WASHINGTON, May 12, 2015 – The avian influenza outbreak spreading across the country has now entered its 14th and 15th states, increasing its reach to Indiana and Nebraska.

Avian influenza – also known as bird flu – first appeared in the U.S. in December, when the H5N8 strain was discovered in Oregon. Since then, the H5N2 strain has done the most damage to the nation’s poultry flocks, affecting more than 32 million birds on its own.

USDA’s Animal and Plant Health Inspection Service (APHIS) announced the most recent detections in Indiana and Nebraska this week. It is the first detection of a strain of the disease in both states.

The detection in Indiana is first finding of the H5N8 strain of the disease in about three months and the first detection of the strain in the Mississippi flyway.  The disease was detected in a backyard flock of mixed species poultry, and APHIS has not announced the size of the flock.

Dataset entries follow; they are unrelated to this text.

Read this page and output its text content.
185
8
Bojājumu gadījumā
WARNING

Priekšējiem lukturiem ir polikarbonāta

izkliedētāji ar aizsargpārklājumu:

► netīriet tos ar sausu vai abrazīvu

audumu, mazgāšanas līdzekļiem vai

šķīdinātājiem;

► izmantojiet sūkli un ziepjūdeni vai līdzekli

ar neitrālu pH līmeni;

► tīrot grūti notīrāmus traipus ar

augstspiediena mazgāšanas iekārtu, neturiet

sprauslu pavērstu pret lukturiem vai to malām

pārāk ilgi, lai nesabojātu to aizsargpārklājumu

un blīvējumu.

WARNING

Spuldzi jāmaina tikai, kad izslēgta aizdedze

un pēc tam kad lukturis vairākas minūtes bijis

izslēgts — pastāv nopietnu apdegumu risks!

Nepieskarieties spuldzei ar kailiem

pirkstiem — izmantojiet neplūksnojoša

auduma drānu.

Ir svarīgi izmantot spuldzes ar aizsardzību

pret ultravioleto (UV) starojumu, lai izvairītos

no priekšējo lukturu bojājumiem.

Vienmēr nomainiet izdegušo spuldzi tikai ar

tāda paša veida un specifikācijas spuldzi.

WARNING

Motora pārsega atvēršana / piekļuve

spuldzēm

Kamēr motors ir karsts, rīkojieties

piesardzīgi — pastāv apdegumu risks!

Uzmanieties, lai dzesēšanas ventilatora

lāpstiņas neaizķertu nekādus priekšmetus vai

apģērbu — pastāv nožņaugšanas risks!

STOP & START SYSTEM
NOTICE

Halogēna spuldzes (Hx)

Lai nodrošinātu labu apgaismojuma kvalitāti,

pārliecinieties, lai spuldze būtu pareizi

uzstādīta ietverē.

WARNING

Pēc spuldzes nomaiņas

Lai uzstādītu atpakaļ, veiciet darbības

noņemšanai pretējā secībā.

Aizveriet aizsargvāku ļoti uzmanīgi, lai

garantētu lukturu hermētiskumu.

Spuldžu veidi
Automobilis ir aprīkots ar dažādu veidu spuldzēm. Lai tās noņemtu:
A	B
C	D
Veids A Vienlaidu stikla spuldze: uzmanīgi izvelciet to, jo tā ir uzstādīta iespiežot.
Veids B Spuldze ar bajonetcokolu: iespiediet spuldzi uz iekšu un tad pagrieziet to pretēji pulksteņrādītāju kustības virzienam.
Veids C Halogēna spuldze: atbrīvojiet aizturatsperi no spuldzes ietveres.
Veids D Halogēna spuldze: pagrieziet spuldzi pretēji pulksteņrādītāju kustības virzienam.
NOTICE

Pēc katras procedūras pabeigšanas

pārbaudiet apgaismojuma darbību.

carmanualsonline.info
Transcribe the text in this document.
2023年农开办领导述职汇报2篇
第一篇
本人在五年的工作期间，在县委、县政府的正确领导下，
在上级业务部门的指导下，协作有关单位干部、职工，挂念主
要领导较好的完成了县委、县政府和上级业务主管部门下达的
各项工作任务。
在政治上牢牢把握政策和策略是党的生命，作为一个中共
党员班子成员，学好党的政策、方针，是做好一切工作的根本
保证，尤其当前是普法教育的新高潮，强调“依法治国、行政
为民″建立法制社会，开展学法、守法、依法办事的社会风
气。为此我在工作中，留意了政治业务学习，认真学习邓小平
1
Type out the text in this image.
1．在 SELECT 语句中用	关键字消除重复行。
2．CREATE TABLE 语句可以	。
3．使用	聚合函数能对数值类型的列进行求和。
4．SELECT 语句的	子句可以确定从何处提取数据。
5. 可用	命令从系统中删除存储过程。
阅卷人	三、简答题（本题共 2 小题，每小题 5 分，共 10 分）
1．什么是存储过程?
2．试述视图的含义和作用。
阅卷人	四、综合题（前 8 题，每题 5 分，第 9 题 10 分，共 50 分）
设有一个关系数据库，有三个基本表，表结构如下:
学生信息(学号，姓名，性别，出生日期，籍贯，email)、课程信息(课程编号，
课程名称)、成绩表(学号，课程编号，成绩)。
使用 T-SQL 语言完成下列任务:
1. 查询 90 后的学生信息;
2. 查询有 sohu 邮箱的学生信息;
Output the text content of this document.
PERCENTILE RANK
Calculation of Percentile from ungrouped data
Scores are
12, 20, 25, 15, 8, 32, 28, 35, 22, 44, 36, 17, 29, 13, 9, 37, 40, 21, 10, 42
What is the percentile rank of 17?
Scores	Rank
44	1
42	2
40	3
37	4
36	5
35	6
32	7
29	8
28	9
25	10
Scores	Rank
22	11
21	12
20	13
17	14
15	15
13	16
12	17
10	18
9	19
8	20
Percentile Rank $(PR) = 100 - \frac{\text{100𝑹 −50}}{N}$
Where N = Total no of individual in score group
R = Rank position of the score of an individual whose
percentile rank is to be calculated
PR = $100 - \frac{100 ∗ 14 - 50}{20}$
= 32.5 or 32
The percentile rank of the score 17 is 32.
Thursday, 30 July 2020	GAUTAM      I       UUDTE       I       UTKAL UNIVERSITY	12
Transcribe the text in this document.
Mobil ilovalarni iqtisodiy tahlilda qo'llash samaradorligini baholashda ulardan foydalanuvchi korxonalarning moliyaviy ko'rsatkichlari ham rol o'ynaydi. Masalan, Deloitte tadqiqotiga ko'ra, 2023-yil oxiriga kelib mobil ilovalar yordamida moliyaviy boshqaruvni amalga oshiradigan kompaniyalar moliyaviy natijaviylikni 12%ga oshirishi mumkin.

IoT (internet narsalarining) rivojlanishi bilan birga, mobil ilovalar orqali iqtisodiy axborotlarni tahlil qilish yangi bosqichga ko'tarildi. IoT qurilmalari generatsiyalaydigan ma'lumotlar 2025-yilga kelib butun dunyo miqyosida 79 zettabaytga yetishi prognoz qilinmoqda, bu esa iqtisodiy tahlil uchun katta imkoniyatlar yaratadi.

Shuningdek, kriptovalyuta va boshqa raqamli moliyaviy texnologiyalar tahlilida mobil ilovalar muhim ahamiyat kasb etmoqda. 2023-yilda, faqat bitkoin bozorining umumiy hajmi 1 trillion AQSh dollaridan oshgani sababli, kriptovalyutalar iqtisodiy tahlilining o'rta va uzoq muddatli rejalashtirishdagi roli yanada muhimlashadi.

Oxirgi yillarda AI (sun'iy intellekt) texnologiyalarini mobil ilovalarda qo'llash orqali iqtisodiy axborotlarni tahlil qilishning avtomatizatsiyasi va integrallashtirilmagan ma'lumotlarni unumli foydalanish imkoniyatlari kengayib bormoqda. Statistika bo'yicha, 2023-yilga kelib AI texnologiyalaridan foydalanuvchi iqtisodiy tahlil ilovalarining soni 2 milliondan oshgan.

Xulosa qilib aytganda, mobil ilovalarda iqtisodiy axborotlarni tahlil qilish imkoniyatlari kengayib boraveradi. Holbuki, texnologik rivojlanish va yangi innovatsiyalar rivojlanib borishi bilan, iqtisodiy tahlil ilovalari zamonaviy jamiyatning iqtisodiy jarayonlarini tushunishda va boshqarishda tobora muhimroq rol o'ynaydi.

In Nebraska, a flock of 1.7 million chickens will be depopulated after the H5N2 strain of the disease was confirmed by testing at South Dakota State University’s Animal Disease Research & Diagnostic Laboratory and the APHIS National Veterinary Services Laboratories (NVSL) in Ames, Iowa. The flock was located in  Dixon County, in Northeast Nebraska just across the border from South Dakota and mere miles from Iowa, two states where the disease has already been detected.

In keeping with established protocols for preventing the spread of the disease, both flocks will be quarantined and depopulated. The Centers for Disease Control and Prevention considers the risk to people from these and all other detected infections to be “low.” No human infections of the disease have been detected.

Since the disease was first discovered in Oregon’s Douglas County in December, there have been 148 detections affecting about 32.5 million chickens and turkeys in 15 states. Minnesota has had the most cases of the disease (78), but Iowa has lost the most birds (almost 24 million), hitting the state’s laying hen population the hardest.